Em Túnis, Fanon coloca em prática dois conceitos discutidos com Tosquelles, ambos inéditos na psiquiatria mundial. O primeiro deles é o dia-hospital, método que permitia o paciente passar o dia na unidade psiquiátrica e retornar para casa à noite, numa tentativa de manutenção de sua liberdade, contra a ideia de aprisionamento. O outro é a chamada geopsiquiatria, que permitia a consulta psiquiátrica em domicílio, algo defendido por Tosquelles, mas nunca colocado em prática por ele na França.
Serviço
“A CLÍNICA REBELDE: UMA BIOGRAFIA DE FRANZ FANON”
- De Adam Shatz
- Tradução: Érika Nogueira Vieira
- Editora Todavia
- 576 páginas
- R$ 85,90
Coletânea de ensaios
Os professores Deivison Faustino e Muryatan Barbosa lançarão, em 18 de agosto, o livro “Desde Fanon” (Boitempo Editorial), uma coletânea de seis ensaios publicados por ambos entre 2012 e 2023 em revistas acadêmicas.
Os dois primeiros textos buscam explorar interpretações possíveis do pensamento de Fanon, destacando questões de suas formulações intelectuais: “Fanon e a configuração colonialista” (Muryatan) e “Hegel, Fanon e a (suposta) interdição da dialética” (Deivison).
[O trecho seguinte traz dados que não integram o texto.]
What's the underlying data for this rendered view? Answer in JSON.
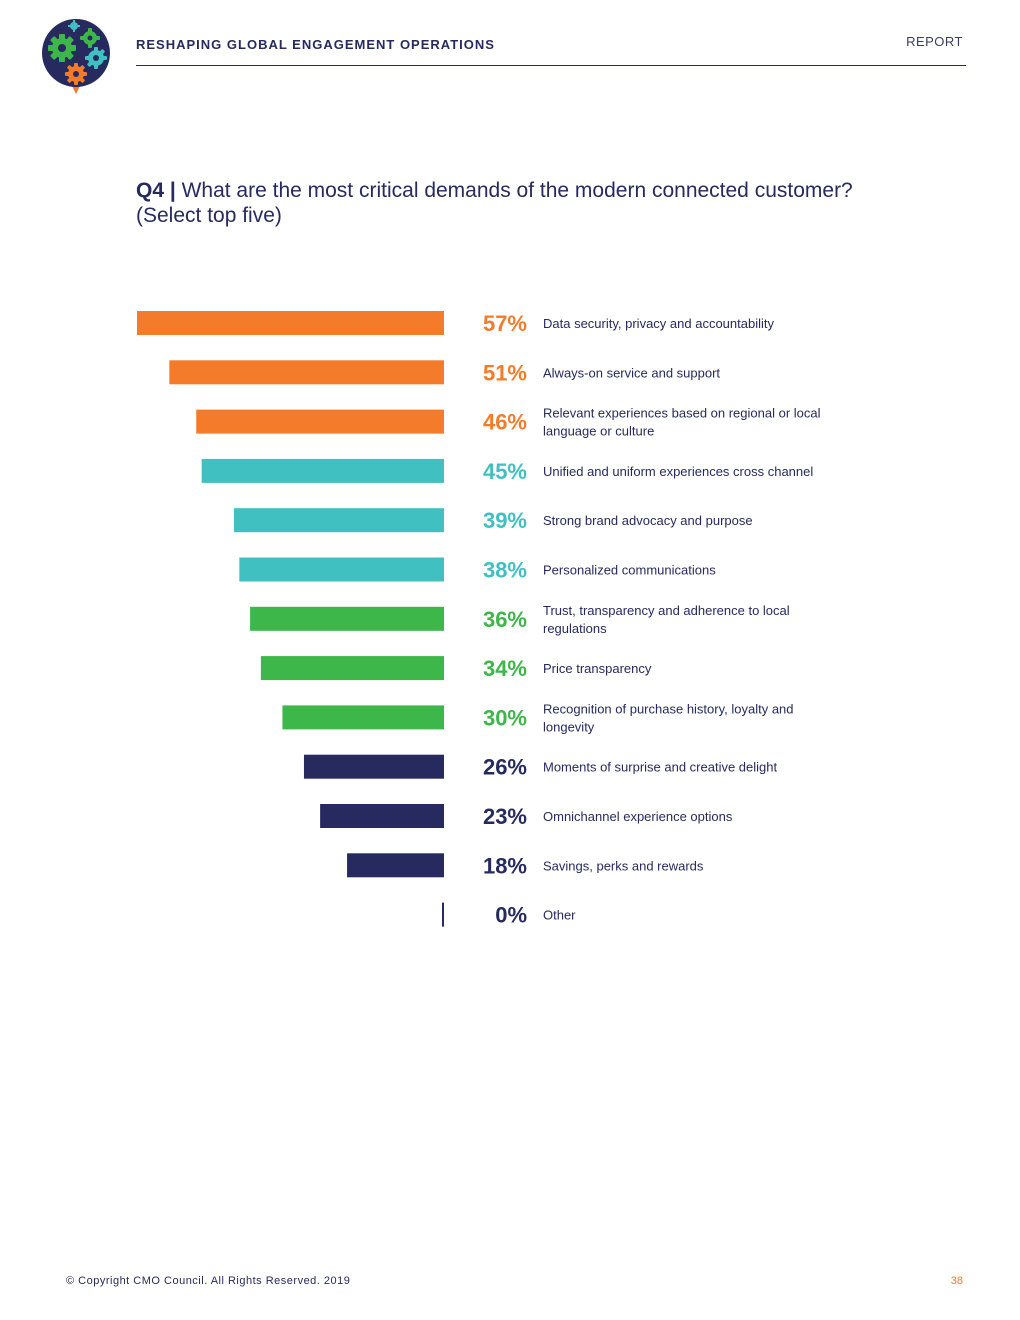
{
  "header": {
    "title": "RESHAPING GLOBAL ENGAGEMENT OPERATIONS",
    "report_label": "REPORT"
  },
  "question": {
    "number": "Q4 |",
    "text": "What are the most critical demands of the modern connected customer? (Select top five)"
  },
  "chart_data": {
    "type": "bar",
    "orientation": "horizontal",
    "title": "What are the most critical demands of the modern connected customer? (Select top five)",
    "xlim": [
      0,
      57
    ],
    "categories": [
      "Data security, privacy and accountability",
      "Always-on service and support",
      "Relevant experiences based on regional or local language or culture",
      "Unified and uniform experiences cross channel",
      "Strong brand advocacy and purpose",
      "Personalized communications",
      "Trust, transparency and adherence to local regulations",
      "Price transparency",
      "Recognition of purchase history, loyalty and longevity",
      "Moments of surprise and creative delight",
      "Omnichannel experience options",
      "Savings, perks and rewards",
      "Other"
    ],
    "values": [
      57,
      51,
      46,
      45,
      39,
      38,
      36,
      34,
      30,
      26,
      23,
      18,
      0
    ],
    "value_labels": [
      "57%",
      "51%",
      "46%",
      "45%",
      "39%",
      "38%",
      "36%",
      "34%",
      "30%",
      "26%",
      "23%",
      "18%",
      "0%"
    ],
    "bar_colors": [
      "#f47b2a",
      "#f47b2a",
      "#f47b2a",
      "#40c0c0",
      "#40c0c0",
      "#40c0c0",
      "#3db64a",
      "#3db64a",
      "#3db64a",
      "#262a5e",
      "#262a5e",
      "#262a5e",
      "#262a5e"
    ]
  },
  "footer": {
    "copyright": "© Copyright CMO Council. All Rights Reserved. 2019",
    "page_number": "38"
  },
  "colors": {
    "navy": "#262a5e",
    "orange": "#f47b2a",
    "teal": "#40c0c0",
    "green": "#3db64a"
  }
}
Os capítulos 3 e 4 aplicam algumas dessas interpretações para analisar temas adjacentes: “Tortura e configuração colonialista: uma leitura fanoniana do livro 'Tortura na colônia de Moçambique (1963-1974)'” (Muryatan) e “Freud, Fanon e o mal-estar colonial” (Deivison, em parceria com a psicanalista e professora Miriam Debieux).
Os dois últimos textos, “Homi Bhabha leitor de Frantz Fanon: acerca da ‘prerrogativa pós-colonial’ e do Fanon ‘pós-colonial’” (Muryatan) e “Frantz Fanon teórico da tecnologia digital” (Deivison, escrito em parceria com o historiador Walter Lippold), apresentam um diálogo com outros estudiosos de Fanon e que revisitam seu pensamento por perspectivas distintas. Os capítulos podem ser lidos isoladamente, mas há uma lógica de continuidade a partir da organização feita pelos autores. A publicação tem 176 páginas e será vendida por R$ 59.